Recovering from addiction is both challenging and rewarding. To change one’s life, you must first admit there’s a problem. However, addiction is complicated and denial plays a vital role in this illness. Substance abusers minimize the severity of their problems, and recovery means more than just remaining abstinent. Abusing drugs and alcohol is only 15 percent of addiction. What lies beneath the surface must be seen, treated, and healed for real change to occur.
Recovery takes time, patience, and hard work. However, addicted persons are used to the quick fix. They want to be sober. They want their life back. They want all the things the rest of us want, but patience is not something abusers have much of.
When my parents first confronted me about my addiction, they offered to send me to treatment. I denied having a problem. In my mind, I didn’t need rehab. After finding out I’d be in treatment for six weeks and then expected to attend aftercare groups for one year afterward, I turned their offer down flat.
Sadly, I continued using another three years. I lost my kids, home, job, and spouse in the process.
When I finally entered treatment, I was a walking skeleton with hollowed-out eye sockets and an empty soul. All I could think about was leaving. I counted down the days and focused on little else. I wanted to get well, but it wasn’t happening fast enough for me.

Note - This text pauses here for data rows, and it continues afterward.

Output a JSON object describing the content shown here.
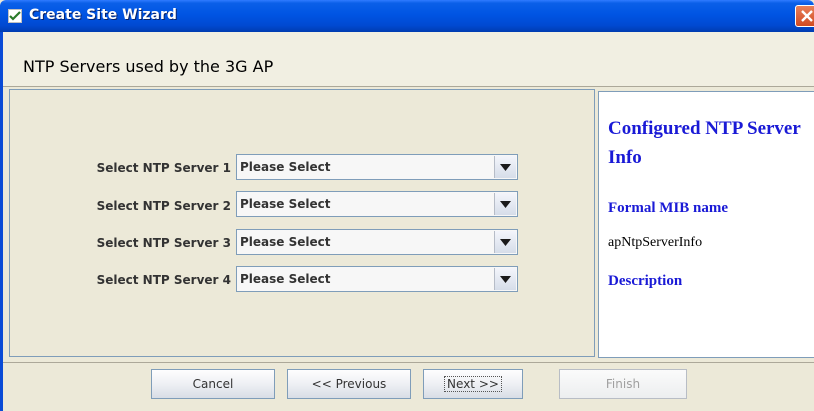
{
  "window": {
    "title": "Create Site Wizard",
    "title_icon": "checkmark-shield-icon",
    "close_icon": "close-icon"
  },
  "header": {
    "title": "NTP Servers used by the 3G AP"
  },
  "form": {
    "rows": [
      {
        "label": "Select NTP Server 1",
        "value": "Please Select"
      },
      {
        "label": "Select NTP Server 2",
        "value": "Please Select"
      },
      {
        "label": "Select NTP Server 3",
        "value": "Please Select"
      },
      {
        "label": "Select NTP Server 4",
        "value": "Please Select"
      }
    ]
  },
  "info": {
    "heading": "Configured NTP Server Info",
    "mib_label": "Formal MIB name",
    "mib_value": "apNtpServerInfo",
    "description_label": "Description"
  },
  "buttons": {
    "cancel": "Cancel",
    "previous": "<< Previous",
    "next": "Next >>",
    "finish": "Finish"
  },
  "colors": {
    "title_bar": "#0054e3",
    "info_text": "#1a1ad6",
    "background": "#ece9d8"
  }
}
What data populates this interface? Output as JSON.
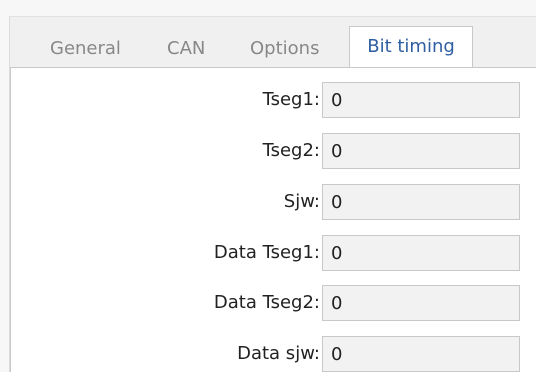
{
  "tabs": [
    {
      "label": "General",
      "active": false
    },
    {
      "label": "CAN",
      "active": false
    },
    {
      "label": "Options",
      "active": false
    },
    {
      "label": "Bit timing",
      "active": true
    }
  ],
  "fields": [
    {
      "label": "Tseg1:",
      "value": "0"
    },
    {
      "label": "Tseg2:",
      "value": "0"
    },
    {
      "label": "Sjw:",
      "value": "0"
    },
    {
      "label": "Data Tseg1:",
      "value": "0"
    },
    {
      "label": "Data Tseg2:",
      "value": "0"
    },
    {
      "label": "Data sjw:",
      "value": "0"
    }
  ],
  "colors": {
    "active_tab_text": "#2e5fa1",
    "inactive_tab_text": "#888888",
    "field_background": "#f2f2f2"
  }
}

My addiction had blinded me to my obsessive need for control, my rigid defense mechanisms, my lies, my dishonest thinking, my low self-esteem, and my dysfunctional relationships with everyone in my life.

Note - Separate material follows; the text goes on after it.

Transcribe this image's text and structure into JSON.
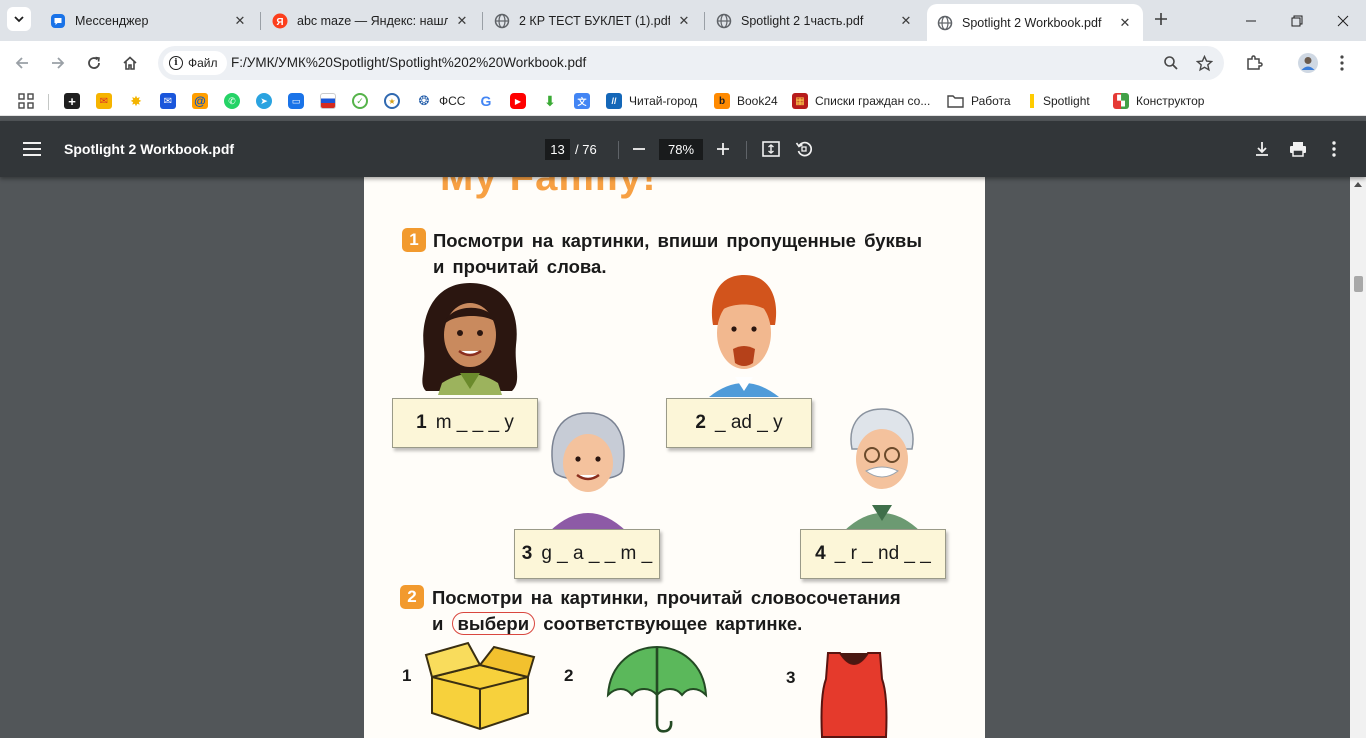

42 days seemed like an eternity when you don’t believe you’re sick. Delusion told me I was having fun, relieving stress, and drugs gave me the energy I needed to get through my day. I was in the late stage of my addiction and didn’t even know it.
Addiction isn’t black or white, there are varying stages of progression.
Early Stage – Using is fun. There are no real consequences other than a hangover or feelings of embarrassment for acting out in ways I ordinarily wouldn’t when sober. My use was mostly social or designated to weekends and special occasions.
Middle Stage – I moved into middle stage addiction without even knowing it. I became a midweek user. My mind was obsessed with taking that next drink, hit, toke, or snort. I couldn’t hang on until the weekend. I told myself, ‘just one.’ Now the consequences were starting to add up. I was lying more and more. I was hiding my usage. I minimized how much I spent and how much I used. I started missing days at work. There were mornings I couldn’t get up and feed my children breakfast. Checks bounced. Car payments were missed. I felt guilt, shame, and remorse after every binge.
Late Stage – By late stage of addiction, my life was a chaotic mess. I moved beyond using midweek and into using most days. The days I didn’t use, I spent in bed. Without drugs, I was sick. I couldn’t hold a job. My relationships were a mess. I was spending money meant for housing, food, and utilities on drugs or alcohol. My needs came before the rest of my family, I was lying ALL the time, and my thinking and behavior had changed. I was not the same person I once was. I told myself I’d never do that, then I did it. My family tried to help. They pleaded with me to stop. I agreed (many times) and here’s the scary thing… every time I promised to stop, I meant it. I hated hurting my family, but neither my family nor I knew that I had passed the point where I was able to stop. Maybe I never could? You can only break hearts for so long before you stop caring and become apathetic.
Terminal Stage – When the need to use becomes more significant than everything else, you are less human and more disease. My addiction told me when to get up and when to eat, when to sleep and when to get high. It controlled every thought and move I made. I lost everything, and still, I couldn’t stop. You may have heard of rock bottom or that those struggling with addiction have to want to get help for treatment to work – don’t believe it. I had lost the ability to reason and to fight for my life. I was consumed with one thought only–how to get my next fix. When going without dope is scarier than the fear of dying, the terminal stage of addiction is reached.
Looking back, it’s terrifying. I’d lost my mind and the will to live. But I was lucky. In spite of not wanting to go to treatment, I got the support I so desperately needed. Away from the drug dealers and my using friends and with the right help, my brain began to heal.
Recovery is possible. However, like all other diseases, addiction is most successfully treated when caught in the earlier stages. If you love someone who is in the late or terminal stage and they refuse to seek help, reach out. Intervention and mandated treatment laws save lives.